Allegations of parental alienation are not going away. There is a body of research which tells us that a fractured parental relationship can create difficulties for children which pervade their life and future relationships; in order to ensure better outcomes for those children and families served by the Family Justice System, greater understanding of the concept is required.

As lawyers, we like things to follow a logical order. The approach taken thus far towards parental alienation is an antithesis to our way of working: seeking to solve a problem that we do not yet fully understand or are able to define in the vain hope that the problem will be addressed.

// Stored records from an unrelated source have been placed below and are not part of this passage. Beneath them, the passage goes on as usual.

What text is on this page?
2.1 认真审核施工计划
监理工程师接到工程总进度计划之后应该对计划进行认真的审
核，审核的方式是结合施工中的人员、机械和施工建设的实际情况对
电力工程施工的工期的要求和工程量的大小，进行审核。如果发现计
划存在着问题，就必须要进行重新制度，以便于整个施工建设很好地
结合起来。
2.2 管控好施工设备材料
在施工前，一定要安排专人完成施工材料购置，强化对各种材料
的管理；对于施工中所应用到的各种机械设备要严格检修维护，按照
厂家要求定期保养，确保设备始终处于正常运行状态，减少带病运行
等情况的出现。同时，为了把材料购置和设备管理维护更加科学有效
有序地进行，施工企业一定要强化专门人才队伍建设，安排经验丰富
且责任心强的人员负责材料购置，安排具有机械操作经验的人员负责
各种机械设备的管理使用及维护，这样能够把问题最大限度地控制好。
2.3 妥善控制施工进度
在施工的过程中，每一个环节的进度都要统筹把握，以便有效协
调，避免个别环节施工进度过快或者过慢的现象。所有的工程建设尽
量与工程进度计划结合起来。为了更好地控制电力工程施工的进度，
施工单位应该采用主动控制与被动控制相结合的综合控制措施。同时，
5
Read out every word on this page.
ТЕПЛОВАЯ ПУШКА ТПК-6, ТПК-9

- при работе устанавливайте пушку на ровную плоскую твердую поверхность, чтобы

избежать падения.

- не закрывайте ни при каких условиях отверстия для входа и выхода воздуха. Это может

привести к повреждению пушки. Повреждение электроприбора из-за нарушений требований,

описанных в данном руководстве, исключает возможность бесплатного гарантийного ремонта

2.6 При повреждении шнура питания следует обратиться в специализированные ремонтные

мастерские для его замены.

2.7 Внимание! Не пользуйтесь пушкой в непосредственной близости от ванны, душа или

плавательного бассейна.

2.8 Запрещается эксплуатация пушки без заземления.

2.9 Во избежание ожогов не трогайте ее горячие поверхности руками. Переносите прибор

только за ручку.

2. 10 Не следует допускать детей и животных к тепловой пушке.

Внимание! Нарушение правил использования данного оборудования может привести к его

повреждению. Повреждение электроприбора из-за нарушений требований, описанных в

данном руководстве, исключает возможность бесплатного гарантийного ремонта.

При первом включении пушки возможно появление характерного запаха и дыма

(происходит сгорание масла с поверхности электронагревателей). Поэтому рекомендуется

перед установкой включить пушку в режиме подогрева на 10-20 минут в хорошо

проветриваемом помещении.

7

If we do not understand what parental alienation is, how can we possibly hope to determine allegations of parental alienation and then what can we do to solve the problem?

Footnotes:
[1] Richard Gardner was an American child-psychiatrist who first devised the concept of 'Parental Alienation Syndrome' and wrote prolifically on the issue. His work attracted considerable criticism but, despite this, forms the basis of many jurisdictions' understandings of what may constitute parental alienation.
[2] Whilst the terms 'parental alienation' and 'parental alienation syndrome' are used interchangeably, there are said to be more extensive 'symptoms' for diagnosis of a syndrome. The former has been considered to be a relational problem, for which there is said to be a low threshold for acceptance. The latter, whilst referred to as a syndrome, is not recognised as such in the DSM-V or the ICD-11 and therefore, the threshold for acceptance is considerably higher.
[3] Doughty, J., Maxwell, N., and Slater, T., Review of Research and Case Law on Parental Alienation, Cascade Children's Social Care Research and Development Centre commissioned by CAFCASS Cymru, April 2018 – accessed from https://gov.wales/sites/default/files/publications/2018-05/review-of-research-and-case-law-on-parental-alienation.pdf .
[4] Re S (Parental Alienation: Cult) [2020] EWCA Civ 568 at para 11.